Okay, new KBCC came home this week, plugged-it in, worked better than the previous one, even though the KBMM is of the earlier model (with through-board ICs rather than SMT ones (smt = surface mount).
I tested it on the same motor; motor's really fine and runs very smooth.
Next step: do not blow it...

I machined a coupler to join the servo-tek DC tach to the motor; mounted the tach and gave it a spin (without connecting it to the KBCC). Not only does the motor runs smooth, with the KBCC's help it runs steady (without load).
I hooked the tach's wires to my multimeter, and gave the motor a go; at full speed I get 35.6V from the DC tach; this in turn leads to a nice 5085RPMs

Following the math on the KBCC manual, I get a value of 28906 ohms for the tach resistor; in the 5% resistors world, this leads to a 30000 ohms.
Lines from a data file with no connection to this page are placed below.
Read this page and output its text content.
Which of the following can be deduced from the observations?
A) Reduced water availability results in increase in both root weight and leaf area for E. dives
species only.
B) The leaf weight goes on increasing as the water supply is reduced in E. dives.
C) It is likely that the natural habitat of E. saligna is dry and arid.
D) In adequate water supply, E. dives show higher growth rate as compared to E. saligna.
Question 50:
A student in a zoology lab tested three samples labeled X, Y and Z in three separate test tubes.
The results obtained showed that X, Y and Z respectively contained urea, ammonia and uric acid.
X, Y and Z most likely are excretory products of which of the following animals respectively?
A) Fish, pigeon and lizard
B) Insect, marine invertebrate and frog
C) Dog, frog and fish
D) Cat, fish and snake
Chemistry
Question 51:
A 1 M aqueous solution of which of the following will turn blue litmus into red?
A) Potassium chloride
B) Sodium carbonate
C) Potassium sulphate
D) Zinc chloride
My former KBMM board didn't have a J1 jumper wire (there was a set of holes where standard jumper pins could be installed on the board, but nothing connected to them). My new one does have a 20-ga (or so) wire. Did you have to cut a wire on your board to enable the DC tach?
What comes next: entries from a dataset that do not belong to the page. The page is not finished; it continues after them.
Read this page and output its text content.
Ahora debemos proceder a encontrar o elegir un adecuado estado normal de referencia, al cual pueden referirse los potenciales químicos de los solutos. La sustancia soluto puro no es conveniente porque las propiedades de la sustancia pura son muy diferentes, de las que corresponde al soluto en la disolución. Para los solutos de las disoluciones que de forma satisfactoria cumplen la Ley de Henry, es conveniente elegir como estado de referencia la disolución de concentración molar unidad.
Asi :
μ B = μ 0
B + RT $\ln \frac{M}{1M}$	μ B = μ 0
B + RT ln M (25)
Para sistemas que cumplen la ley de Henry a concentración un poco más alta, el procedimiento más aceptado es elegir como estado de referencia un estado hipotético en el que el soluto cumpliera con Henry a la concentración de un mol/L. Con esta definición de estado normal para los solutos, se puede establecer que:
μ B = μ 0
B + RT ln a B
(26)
On the other hand, I used alligator clips to connect to the APRM relay's coil pins. The relay has around 110VDC between coil pins and activates my 2 SPDT relays (couldn't find DPDT 110VDC relays locally so I "created" a DPDT from 2 parallel SPDT relays...) I'll use these to reverse the relay's polarity.
I'll try to locate some terminals that could be used instead of alligator clips, else I'll build terminals myself out of thin brass sheet. There are 2 designs I'm thinking about; either "j" shaped terminals that'll slip over the flat pins on the relay (and hopefully lock in place) , or spring-clamp style. I'll let you know about these when I'll get there.